Portfolio


La quête du poème photographique

L’image, qu’elle soit figurative ou abstraite, possède la vertu fondamentale d’offrir une interface à travers laquelle nous dialoguons spontanément avec le monde. Contrairement au langage, dont nous ignorons la combinatoire infinie des symboles, contrairement à nos quatre autres sens, qui sont si souvent sous-développés et sous-considérés, la vue nous permet d’être au monde de manière directe et d’évoluer sereinement dans un magma de références visuelles construites depuis l’enfance. En ce sens, je pourrais utiliser la photographie comme le moyen infaillible de rendre compte de mes voyages, en donnant à voir les paysages que je traverse, les gens que je rencontre, et les aventures que je vis. Cependant je crains de ne pas avoir le talent nécessaire pour que ces reportages photos vaillent la peine d’occuper les quelques gigabits de leur stockage digital et cérébral, à une époque où nous sommes saturés de manifestations et de stimulations autocentrées en tous genres, auxquelles je n’ai déjà que trop participé. Lorsque je saisis mon appareil je préfère désormais m’atteler à rendre ce que l’esprit voit du monde, plutôt que ce que l’œil en perçoit. Paradoxalement, cela s’avère bien plus facile, puisqu’en pareil cas la photographie ne souffre pas d’une compétition inégale avec la beauté authentique de l’original.

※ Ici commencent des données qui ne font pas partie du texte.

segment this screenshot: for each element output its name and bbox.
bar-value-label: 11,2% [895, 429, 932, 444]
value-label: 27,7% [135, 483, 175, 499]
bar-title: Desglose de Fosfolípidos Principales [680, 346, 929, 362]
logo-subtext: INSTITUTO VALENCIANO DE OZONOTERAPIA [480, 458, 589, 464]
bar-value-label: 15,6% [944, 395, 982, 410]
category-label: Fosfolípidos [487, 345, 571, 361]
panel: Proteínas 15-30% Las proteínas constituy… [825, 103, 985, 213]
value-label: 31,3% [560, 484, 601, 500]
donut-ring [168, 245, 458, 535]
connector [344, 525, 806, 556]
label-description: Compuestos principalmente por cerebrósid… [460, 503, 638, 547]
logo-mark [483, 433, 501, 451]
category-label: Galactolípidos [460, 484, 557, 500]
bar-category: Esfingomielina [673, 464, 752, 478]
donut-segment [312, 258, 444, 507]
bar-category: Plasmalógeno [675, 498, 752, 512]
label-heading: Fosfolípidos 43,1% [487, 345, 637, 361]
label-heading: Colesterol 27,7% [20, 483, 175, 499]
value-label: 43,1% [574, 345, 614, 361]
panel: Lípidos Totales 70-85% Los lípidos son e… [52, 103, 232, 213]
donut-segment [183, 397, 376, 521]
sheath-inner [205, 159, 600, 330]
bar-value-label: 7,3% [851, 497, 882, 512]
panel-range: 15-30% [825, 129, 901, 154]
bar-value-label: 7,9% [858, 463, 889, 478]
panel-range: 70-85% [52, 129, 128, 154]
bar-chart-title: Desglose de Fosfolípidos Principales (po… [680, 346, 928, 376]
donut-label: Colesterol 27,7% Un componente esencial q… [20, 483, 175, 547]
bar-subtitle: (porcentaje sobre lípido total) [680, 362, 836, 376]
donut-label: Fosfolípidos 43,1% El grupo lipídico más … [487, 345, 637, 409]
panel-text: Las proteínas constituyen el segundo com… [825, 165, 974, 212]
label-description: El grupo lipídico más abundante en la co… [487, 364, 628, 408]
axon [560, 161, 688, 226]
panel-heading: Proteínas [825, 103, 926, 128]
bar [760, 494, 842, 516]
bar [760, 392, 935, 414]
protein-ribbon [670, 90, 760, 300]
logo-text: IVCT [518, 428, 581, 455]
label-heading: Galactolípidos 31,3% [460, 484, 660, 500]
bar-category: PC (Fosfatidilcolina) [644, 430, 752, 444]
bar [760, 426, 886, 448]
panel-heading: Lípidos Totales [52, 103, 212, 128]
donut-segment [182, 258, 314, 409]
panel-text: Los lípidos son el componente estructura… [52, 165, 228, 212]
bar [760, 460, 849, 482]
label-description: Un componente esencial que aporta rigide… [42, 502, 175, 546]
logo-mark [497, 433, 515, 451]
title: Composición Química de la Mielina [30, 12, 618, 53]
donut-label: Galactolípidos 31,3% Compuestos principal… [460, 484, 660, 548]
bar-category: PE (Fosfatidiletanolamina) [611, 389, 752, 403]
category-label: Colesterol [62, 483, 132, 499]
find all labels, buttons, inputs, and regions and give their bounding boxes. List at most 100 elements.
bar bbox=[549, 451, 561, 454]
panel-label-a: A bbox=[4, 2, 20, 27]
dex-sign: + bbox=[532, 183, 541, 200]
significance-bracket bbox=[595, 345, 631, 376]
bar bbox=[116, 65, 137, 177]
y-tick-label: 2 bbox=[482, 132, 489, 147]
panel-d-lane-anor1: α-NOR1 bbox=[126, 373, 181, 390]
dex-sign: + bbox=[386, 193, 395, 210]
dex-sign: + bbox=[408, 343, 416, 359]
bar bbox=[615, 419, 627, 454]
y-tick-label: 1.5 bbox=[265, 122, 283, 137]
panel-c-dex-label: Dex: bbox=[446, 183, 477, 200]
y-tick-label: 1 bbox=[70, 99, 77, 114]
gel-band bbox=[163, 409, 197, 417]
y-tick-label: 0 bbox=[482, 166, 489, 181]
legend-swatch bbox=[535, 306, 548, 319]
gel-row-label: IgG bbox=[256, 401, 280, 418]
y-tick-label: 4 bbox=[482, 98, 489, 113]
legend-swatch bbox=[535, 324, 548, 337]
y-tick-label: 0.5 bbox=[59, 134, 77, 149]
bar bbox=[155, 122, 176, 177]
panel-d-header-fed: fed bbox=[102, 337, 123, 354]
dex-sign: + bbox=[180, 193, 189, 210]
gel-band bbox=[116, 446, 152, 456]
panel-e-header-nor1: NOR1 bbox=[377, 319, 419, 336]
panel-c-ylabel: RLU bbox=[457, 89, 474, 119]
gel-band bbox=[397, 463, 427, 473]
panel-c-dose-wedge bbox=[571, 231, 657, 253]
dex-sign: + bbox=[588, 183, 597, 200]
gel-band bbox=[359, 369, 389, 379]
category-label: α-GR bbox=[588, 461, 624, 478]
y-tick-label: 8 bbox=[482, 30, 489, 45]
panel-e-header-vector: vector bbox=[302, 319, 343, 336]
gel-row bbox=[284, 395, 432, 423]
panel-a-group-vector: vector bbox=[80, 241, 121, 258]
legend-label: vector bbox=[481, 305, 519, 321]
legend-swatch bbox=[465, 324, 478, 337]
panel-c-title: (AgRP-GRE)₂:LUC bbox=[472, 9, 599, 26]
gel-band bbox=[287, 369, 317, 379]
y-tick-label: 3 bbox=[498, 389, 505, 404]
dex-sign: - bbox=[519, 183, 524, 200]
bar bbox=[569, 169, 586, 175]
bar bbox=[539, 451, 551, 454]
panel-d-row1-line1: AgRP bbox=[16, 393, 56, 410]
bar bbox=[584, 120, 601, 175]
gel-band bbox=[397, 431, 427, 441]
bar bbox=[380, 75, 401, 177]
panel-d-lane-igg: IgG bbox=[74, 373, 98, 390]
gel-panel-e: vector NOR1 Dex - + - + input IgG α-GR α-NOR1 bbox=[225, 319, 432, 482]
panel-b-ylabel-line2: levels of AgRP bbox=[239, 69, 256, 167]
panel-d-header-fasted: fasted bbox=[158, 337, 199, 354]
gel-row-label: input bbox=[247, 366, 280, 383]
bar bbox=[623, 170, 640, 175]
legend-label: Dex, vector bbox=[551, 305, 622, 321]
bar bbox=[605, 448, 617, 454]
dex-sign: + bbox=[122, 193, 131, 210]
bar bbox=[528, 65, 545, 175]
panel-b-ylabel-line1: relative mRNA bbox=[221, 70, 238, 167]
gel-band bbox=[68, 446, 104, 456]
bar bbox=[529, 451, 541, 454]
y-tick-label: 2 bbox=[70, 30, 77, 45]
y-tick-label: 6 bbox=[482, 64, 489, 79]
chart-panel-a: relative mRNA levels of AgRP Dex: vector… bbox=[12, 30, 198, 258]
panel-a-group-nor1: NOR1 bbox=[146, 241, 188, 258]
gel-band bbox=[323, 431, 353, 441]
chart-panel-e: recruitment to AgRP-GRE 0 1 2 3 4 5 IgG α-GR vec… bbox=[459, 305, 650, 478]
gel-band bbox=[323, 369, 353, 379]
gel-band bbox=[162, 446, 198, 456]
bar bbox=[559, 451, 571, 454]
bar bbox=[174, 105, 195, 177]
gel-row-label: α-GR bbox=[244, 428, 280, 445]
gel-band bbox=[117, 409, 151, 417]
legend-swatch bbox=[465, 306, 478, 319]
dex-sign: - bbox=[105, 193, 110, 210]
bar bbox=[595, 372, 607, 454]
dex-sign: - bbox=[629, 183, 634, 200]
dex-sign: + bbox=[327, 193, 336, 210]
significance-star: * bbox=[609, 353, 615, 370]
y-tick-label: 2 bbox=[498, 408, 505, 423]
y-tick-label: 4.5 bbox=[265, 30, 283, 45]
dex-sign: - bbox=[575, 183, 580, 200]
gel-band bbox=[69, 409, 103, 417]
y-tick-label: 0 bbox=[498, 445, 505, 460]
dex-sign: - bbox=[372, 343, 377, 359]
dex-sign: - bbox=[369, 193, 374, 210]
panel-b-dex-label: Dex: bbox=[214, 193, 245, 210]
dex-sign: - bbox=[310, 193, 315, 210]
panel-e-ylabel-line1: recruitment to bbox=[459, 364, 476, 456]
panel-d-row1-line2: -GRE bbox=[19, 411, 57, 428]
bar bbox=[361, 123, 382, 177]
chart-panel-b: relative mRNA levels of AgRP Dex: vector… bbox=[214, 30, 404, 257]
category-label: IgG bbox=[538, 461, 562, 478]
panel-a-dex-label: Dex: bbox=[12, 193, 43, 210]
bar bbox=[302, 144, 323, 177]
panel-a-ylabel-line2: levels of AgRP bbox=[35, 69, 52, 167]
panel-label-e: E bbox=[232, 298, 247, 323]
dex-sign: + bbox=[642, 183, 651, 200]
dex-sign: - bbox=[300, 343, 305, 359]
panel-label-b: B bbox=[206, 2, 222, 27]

Mais si je fais ce choix, c’est surtout qu’à travers la vision subjective que m’offre l’objectif de ma pensée, l’image -pour peu qu’elle soit réussie- permet d’embrasser le caractère universel des couleurs, des formes, et des représentations de notre imaginaire. Ce n’est qu’à cette condition que l’objet visé par le photographe devient un sujet à part entière, qui peut se détacher de son support pour flotter à son tour dans le magma des références visuelles, et, pourquoi pas, permettre de renouveler le regard que nous portons sur le monde qui nous entoure.